Medications Used in Treatment
Our primary goal in delivering patient care is to help our patients eliminate their reliance on alcohol and other addictive substances, including powerful and highly addictive prescription medications. While PaRC promotes and utilizes an abstinence-based treatment philosophy as the cornerstone of its addiction treatment services, our physicians have always incorporated the best and most effective medications in providing optimal care and treatment to our patients.
All medications, including addictive medications, have their place in the appropriate provision of medical care. The challenge is in understanding which medicines to use when dependence and addiction have entered the picture. Safe detoxification from alcohol and various classes of drugs requires the efficacious use of medications, including some that have addictive qualities. At PaRC, some of these medications are used temporarily to move the patient through the withdrawal process as quickly as possible.
Medications that treat co-occurring psychiatric problems and disorders may be prescribed when the condition warrants it. Many people have a history that indicates the need for medicinal interventions to supplement the other therapeutic work and recovery efforts they are putting forth to manage their symptoms or regulate their emotions. There are a number of non-addictive medications and supplements that appropriately help people lead normal lives and conduct daily activities without altering their mood or state of mind.
Medication Options for Treatment
Some of the more common and well-known recovery support medications used in addiction treatment include:
Naltrexone (Revia): This medication helps people who have stopped using alcohol and opiates to remain substance free. It blocks the effect of opiates and may lessen the “high” feeling associated with alcohol use. It tends to help reduce cravings for alcohol and opiates and, thus, enhance the likelihood of staying clean and sober.
Long-acting Naltrexone (Vivitrol): This is a once monthly injection of naltrexone which factors out the problem of daily compliance in taking a pill. Many patients find a once monthly dose easier to use consistently.
Acamprosate (Campral): Acamprosate helps to combat cravings for alcohol after a patient stops drinking. Unlike Antabuse, Acamprosate and Naltrexone do not make you sick if you drink alcohol, rather, it diminishes cravings and urges to drink.
Buprenorphine (Suboxone, Subutex): Buprenorphine is used in the withdrawal process from opioid drugs to lessen the severe symptoms associated with its detoxification. Opiate withdrawal can be miserable and this medication helps dramatically.
For many people with addictions, medication-assisted treatment can be helpful.
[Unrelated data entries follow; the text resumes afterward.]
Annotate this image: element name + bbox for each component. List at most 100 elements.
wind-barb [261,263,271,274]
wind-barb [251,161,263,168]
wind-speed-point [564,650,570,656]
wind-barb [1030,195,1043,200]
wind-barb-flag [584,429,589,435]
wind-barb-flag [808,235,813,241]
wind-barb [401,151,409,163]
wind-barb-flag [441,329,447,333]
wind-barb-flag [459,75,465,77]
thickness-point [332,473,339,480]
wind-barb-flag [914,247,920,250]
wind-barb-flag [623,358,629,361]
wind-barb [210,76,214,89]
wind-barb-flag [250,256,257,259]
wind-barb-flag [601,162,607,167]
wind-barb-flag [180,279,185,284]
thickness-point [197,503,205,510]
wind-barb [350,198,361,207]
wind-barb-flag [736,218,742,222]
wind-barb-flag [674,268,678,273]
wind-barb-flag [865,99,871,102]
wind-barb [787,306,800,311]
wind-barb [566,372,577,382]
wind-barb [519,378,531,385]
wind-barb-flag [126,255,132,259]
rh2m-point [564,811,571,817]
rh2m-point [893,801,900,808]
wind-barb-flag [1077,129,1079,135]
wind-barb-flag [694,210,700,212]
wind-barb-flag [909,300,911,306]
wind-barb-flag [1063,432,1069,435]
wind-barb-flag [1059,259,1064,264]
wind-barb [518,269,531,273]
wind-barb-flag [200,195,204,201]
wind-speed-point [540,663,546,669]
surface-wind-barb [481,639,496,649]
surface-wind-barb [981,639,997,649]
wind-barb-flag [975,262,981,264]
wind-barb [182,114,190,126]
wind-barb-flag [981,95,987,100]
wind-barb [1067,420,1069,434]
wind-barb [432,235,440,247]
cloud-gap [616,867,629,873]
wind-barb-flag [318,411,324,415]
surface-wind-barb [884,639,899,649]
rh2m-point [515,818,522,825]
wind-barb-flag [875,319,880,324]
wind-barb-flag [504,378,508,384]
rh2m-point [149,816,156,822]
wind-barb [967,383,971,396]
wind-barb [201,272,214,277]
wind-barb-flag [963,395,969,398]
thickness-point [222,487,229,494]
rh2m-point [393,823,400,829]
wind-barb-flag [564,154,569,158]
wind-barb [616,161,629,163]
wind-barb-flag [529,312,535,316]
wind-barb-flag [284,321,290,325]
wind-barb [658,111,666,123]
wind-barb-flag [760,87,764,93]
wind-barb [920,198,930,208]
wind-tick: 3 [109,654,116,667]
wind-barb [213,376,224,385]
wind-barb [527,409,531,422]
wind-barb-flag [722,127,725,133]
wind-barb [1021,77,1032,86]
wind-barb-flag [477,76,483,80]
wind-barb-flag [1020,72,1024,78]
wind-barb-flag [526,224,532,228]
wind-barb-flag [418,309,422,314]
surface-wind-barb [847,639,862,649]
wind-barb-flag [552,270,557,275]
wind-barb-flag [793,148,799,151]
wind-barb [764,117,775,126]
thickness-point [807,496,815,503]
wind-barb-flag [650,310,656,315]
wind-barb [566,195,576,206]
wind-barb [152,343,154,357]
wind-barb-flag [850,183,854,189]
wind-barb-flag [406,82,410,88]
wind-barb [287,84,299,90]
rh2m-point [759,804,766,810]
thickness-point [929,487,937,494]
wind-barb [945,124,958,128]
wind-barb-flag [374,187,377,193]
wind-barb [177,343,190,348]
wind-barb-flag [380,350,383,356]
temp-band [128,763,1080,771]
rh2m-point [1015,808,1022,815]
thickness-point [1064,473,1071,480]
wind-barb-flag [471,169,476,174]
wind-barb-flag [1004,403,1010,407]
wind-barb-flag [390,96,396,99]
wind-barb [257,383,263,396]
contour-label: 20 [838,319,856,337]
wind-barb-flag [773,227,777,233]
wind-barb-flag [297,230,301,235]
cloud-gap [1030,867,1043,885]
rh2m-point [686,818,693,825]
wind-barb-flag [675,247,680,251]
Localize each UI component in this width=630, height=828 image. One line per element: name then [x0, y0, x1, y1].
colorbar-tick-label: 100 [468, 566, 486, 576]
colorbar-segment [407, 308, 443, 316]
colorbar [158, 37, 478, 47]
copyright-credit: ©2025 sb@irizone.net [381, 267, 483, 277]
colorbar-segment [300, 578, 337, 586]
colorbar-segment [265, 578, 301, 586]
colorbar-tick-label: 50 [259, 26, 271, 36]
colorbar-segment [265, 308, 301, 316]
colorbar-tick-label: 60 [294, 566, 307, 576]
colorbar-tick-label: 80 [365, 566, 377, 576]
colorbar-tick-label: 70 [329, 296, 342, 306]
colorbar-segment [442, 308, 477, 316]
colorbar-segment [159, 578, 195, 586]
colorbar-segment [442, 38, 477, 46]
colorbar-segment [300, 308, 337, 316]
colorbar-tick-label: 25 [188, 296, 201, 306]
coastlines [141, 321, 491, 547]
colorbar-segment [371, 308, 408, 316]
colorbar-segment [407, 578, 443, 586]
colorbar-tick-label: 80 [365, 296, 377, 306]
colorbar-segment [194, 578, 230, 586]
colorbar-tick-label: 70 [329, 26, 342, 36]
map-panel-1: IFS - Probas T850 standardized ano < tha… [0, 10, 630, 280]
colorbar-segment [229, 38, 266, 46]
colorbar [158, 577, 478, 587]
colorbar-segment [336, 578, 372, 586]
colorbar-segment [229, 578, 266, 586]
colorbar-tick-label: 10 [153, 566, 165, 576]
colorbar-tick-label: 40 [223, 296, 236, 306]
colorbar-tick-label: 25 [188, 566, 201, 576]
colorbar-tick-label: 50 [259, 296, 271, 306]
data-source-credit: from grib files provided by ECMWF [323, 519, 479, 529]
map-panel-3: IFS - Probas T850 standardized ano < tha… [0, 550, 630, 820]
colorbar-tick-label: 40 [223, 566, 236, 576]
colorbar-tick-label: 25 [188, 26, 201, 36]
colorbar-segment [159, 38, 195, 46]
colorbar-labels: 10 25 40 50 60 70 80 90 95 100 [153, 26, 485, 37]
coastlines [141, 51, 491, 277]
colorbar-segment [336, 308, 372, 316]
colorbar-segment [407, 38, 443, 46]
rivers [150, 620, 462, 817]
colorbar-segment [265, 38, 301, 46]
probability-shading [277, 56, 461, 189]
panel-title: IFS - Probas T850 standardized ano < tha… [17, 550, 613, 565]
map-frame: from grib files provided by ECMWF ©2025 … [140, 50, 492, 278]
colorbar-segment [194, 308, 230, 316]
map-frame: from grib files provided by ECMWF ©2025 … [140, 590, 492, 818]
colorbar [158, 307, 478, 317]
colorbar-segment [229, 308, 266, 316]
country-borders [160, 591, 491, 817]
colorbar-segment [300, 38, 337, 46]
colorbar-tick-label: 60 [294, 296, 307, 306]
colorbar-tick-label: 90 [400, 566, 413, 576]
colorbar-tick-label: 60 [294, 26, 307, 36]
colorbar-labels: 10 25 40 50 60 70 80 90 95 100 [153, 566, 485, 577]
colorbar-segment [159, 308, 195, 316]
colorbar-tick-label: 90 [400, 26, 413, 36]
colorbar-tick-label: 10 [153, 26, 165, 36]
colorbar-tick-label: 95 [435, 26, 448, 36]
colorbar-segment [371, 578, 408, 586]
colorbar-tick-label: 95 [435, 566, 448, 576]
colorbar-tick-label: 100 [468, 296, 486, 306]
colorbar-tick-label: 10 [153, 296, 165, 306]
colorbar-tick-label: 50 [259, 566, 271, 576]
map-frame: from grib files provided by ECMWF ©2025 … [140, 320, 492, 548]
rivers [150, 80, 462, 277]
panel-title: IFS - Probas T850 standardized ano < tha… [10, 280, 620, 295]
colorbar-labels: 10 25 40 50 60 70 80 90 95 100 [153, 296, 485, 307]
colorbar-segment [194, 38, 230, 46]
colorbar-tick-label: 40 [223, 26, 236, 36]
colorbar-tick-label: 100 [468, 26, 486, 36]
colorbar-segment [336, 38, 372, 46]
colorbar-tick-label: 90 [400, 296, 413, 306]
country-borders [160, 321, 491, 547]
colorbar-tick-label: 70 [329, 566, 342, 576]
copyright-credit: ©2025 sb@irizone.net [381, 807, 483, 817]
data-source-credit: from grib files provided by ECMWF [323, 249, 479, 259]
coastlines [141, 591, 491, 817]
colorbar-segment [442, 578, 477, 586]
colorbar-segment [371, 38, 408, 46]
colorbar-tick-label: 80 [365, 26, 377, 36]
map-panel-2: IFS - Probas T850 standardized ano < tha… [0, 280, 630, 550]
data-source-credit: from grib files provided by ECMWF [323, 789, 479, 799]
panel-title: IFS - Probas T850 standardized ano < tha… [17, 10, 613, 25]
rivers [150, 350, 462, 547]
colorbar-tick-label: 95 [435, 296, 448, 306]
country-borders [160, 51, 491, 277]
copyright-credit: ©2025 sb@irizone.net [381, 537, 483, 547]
Medication-assisted treatment for substance abuse is the short-term use of medications to help them reduce cravings or manage other symptoms that interfere with their recovery during and after primary treatment. While there is a common thread with addiction that binds the patient community together for support and encouragement, each patient’s situation is unique and therefore the treatment recommendations are individualized.
Many different factors are considered when medications are recommended and ultimately, the decision to use them is between the treating physician and the patient. The combination of physical and medical issues associated with the biological, psychological, social and spiritual aspects of that individual are taken into account when using medications for the treatment of alcohol, drugs and painkiller addiction.